Para ela, o bom drama chinês está atrelado a muitas especificidades culturais chinesas — o que acaba afastando espectadores de outros países. Empresses in the Palace é um bom exemplo de uma série popular, que teve grande apreciação do público chinês, mas não circulou tão bem fora de lá. Parte da prova disso foi o corte brutal quando chegou na Netflix: 76 episódios de 45 minutos viraram apenas seis filmes de 90 minutos. A série de 2011 fala sobre como a honesta Zhen Huan se torna uma mulher cruel (escondendo a tristeza), enquanto tenta relevar seu poder no Palácio. Quem não é familiarizado com a dinastia Qing vai ficar perdido – e muito também se perde na tradução, como a professora conta. 

No streaming de hoje, Guan vê uma diferença de gêneros e de tom ao que ela estava acostumada. “O que chega na Netflix aqui no Brasil é basicamente: metade dramas de fantasia, metade romances clichês. Esses romances ainda seguem muito do mesmo padrão, que seria ‘a menina bobinha, fofa e inocente’ com ‘o cara rico, bonito e frio’”. Ela cita como exemplos Eternal Love, The Perfect Match e The Princess Weiyoung. Para Guan:

“Magia oriental, artes marciais e mitologia são mais atraentes para o público ocidental. Para quem é de fora, parece que é o oriente misterioso, coisa que atiça a curiosidade. Você não precisa saber nada sobre a história”

Não é segredo que a China barra redes sociais, séries e filmes caso isso não se alinhe aos interesses de divulgação da cultura exterior pelo país. Crash Landing on You, a coreana citada anteriormente, foi excessão. A hashtag promovendo a conclusão da série teve 460 milhões de interações no Weibo (o “Twitter” deles).

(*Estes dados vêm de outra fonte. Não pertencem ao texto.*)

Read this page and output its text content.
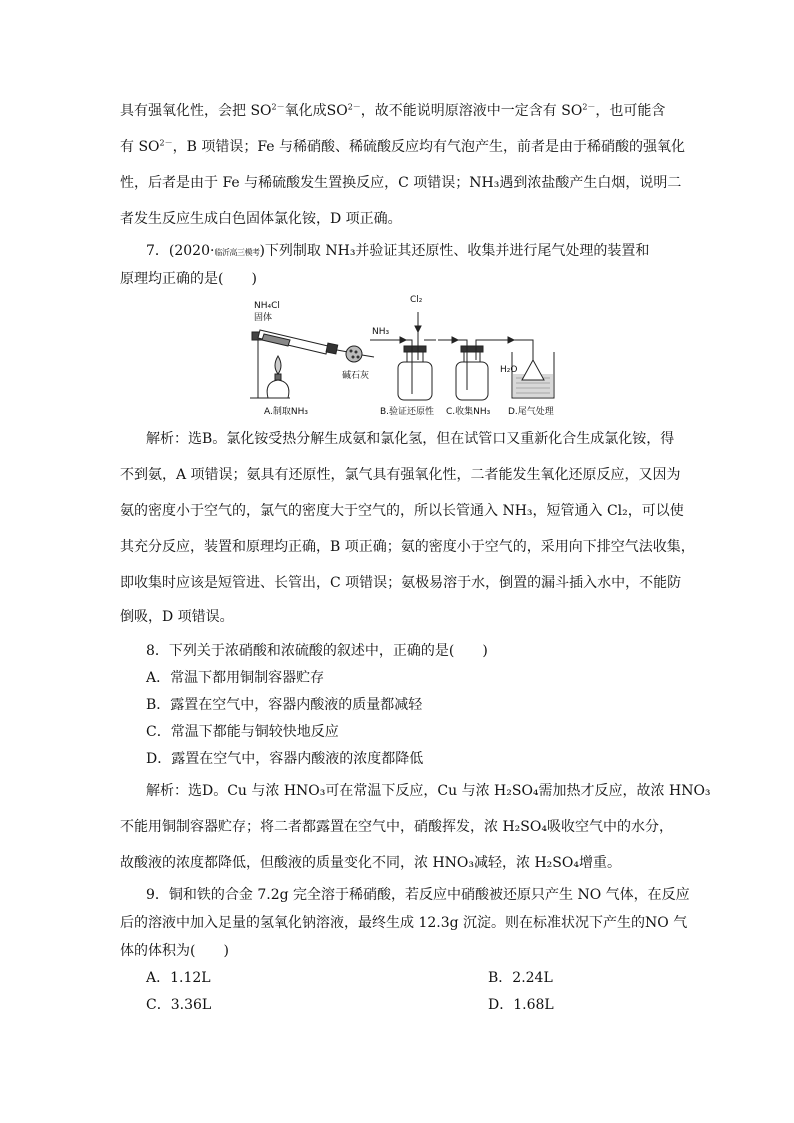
具有强氧化性，会把 $SO^{2-}$氧化成$SO^{2-}$，故不能说明原溶液中一定含有 $SO^{2-}$，也可能含
有 $SO^{2-}$，B 项错误；Fe 与稀硝酸、稀硫酸反应均有气泡产生，前者是由于稀硝酸的强氧化
性，后者是由于 Fe 与稀硫酸发生置换反应，C 项错误；NH₃遇到浓盐酸产生白烟，说明二
者发生反应生成白色固体氯化铵，D 项正确。
7．(2020·临沂高三模考)下列制取 NH₃并验证其还原性、收集并进行尾气处理的装置和
原理均正确的是(　　)
NH₄Cl
固体
碱石灰
NH₃
Cl₂
H₂O
A.制取NH₃	B.验证还原性 C.收集NH₃ D.尾气处理
解析：选B。氯化铵受热分解生成氨和氯化氢，但在试管口又重新化合生成氯化铵，得
不到氨，A 项错误；氨具有还原性，氯气具有强氧化性，二者能发生氧化还原反应，又因为
氨的密度小于空气的，氯气的密度大于空气的，所以长管通入 NH₃，短管通入 Cl₂，可以使
其充分反应，装置和原理均正确，B 项正确；氨的密度小于空气的，采用向下排空气法收集，
即收集时应该是短管进、长管出，C 项错误；氨极易溶于水，倒置的漏斗插入水中，不能防
倒吸，D 项错误。
8．下列关于浓硝酸和浓硫酸的叙述中，正确的是(　　)
A．常温下都用铜制容器贮存
B．露置在空气中，容器内酸液的质量都减轻
C．常温下都能与铜较快地反应
D．露置在空气中，容器内酸液的浓度都降低
解析：选D。Cu 与浓 HNO₃可在常温下反应，Cu 与浓 H₂SO₄需加热才反应，故浓 HNO₃
不能用铜制容器贮存；将二者都露置在空气中，硝酸挥发，浓 H₂SO₄吸收空气中的水分，
故酸液的浓度都降低，但酸液的质量变化不同，浓 HNO₃减轻，浓 H₂SO₄增重。
9．铜和铁的合金 7.2g 完全溶于稀硝酸，若反应中硝酸被还原只产生 NO 气体，在反应
后的溶液中加入足量的氢氧化钠溶液，最终生成 12.3g 沉淀。则在标准状况下产生的NO 气
体的体积为(　　)
A．1.12L	B．2.24L
C．3.36L	D．1.68L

Em contrapartida, uma das alunas de Miao, que tem mais de 20 anos de idade, gosta da inocência das novelas chinesas. Há grande disparidade entre produções americanas, pois o casal se gosta sem ser muito expressivo, e essa “fofura” é levada ao longo da temporada inteira. Assim como nas séries da Coreia, os romances chineses também conquistam por conta de seus protagonistas atraentes e pela música, que cria uma estética singular.

Fato é que doramas estão em constante produção e alteração pela Netflix, que até chamou doramas de “tendência” em um material divulgado em março. Independente do gênero e do país, certamente há uma forte concorrente para ser maratonada por você no próximo final de semana.